In the UK you cannot drive a car without an insurance and most, at least initial, insurance deals are handled by the original dealer, who – as a convenience – provides a key into the door service, where you purchase your car and come pick it up and drive away, or as close to such overall service as the dealer is able to get. In China it seems that the car insurance is not so much an imposed obligation as elsewhere and the insurance houses do completely separate business than the dealers, leaving that avenue of income outside of car dealers grasp. This is only one of the things that need to change, if car dealers want to manage to survive the upcoming restructuring necessity.

In China, car dealers have to learn how to approach clients with after sales services and how to provide competitively priced offers that will bring customers back, even after they have driven away with their new car. The auto industry in China is a relatively young industry, the car sales boom just started in the 21st century and there was no time to develop strategies and school after sales service staff to properly handle all the business opportunities that are common in more developed countries. The existing facilities and servicing staff are simply bad at their job and need not only advice, but proper schooling.

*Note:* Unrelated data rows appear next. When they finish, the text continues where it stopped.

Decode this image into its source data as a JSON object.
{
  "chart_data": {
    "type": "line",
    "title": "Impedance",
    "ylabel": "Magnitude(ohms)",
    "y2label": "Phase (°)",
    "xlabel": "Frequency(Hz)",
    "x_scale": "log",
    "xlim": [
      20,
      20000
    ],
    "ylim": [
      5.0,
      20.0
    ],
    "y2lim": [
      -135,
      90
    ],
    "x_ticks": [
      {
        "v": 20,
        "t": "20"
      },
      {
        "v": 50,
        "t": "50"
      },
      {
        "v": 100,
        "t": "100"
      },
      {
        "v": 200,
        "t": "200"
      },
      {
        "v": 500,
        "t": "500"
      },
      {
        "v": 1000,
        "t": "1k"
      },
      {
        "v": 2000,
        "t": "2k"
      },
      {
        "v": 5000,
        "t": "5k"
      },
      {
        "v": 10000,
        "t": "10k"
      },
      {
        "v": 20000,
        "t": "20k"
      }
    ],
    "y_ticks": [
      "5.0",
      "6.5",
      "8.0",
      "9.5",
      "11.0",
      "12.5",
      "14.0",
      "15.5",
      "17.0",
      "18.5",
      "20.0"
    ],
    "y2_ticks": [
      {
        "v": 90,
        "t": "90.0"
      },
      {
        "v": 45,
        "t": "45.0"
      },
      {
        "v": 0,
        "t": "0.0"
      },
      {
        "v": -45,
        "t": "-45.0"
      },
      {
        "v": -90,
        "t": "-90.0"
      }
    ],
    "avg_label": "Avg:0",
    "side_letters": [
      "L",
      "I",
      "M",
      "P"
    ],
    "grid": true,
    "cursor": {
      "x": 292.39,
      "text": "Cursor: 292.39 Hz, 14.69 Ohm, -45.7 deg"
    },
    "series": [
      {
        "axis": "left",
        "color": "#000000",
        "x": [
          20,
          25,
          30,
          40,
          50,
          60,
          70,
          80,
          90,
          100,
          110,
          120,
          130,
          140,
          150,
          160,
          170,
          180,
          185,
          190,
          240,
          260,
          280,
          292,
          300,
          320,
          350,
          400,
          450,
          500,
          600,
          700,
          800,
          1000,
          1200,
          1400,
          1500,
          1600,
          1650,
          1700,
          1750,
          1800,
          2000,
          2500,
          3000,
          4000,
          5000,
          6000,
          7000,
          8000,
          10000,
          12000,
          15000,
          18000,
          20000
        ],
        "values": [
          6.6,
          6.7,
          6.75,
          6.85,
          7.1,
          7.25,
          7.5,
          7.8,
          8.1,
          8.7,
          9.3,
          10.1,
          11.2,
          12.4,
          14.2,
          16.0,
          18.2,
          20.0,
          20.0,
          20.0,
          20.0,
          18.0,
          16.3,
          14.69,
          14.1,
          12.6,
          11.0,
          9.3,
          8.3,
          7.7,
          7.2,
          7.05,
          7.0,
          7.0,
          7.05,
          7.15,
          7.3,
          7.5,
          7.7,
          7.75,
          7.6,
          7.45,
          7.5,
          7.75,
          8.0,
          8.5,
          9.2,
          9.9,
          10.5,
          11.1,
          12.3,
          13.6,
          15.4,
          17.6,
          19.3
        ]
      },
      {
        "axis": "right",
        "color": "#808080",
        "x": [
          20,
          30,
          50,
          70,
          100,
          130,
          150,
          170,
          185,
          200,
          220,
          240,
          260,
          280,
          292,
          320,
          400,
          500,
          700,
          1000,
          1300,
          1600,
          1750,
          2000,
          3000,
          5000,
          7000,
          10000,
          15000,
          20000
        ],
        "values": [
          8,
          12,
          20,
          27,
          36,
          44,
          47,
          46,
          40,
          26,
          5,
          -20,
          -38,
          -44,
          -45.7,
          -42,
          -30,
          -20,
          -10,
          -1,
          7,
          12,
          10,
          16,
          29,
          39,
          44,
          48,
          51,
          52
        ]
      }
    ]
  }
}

Many big brands have launched training courses in order to properly educate their respective car dealers how to deal with customers in after sales care and what entails any such service, how much can be charged for such services, and similar. Car dealers needed to hire plenty of new people, in order to facilitate the new management of after sales customer care and services, many of which yet need to be trained. The time will tell if this measure will help car dealers of China at least soften the drop in sales.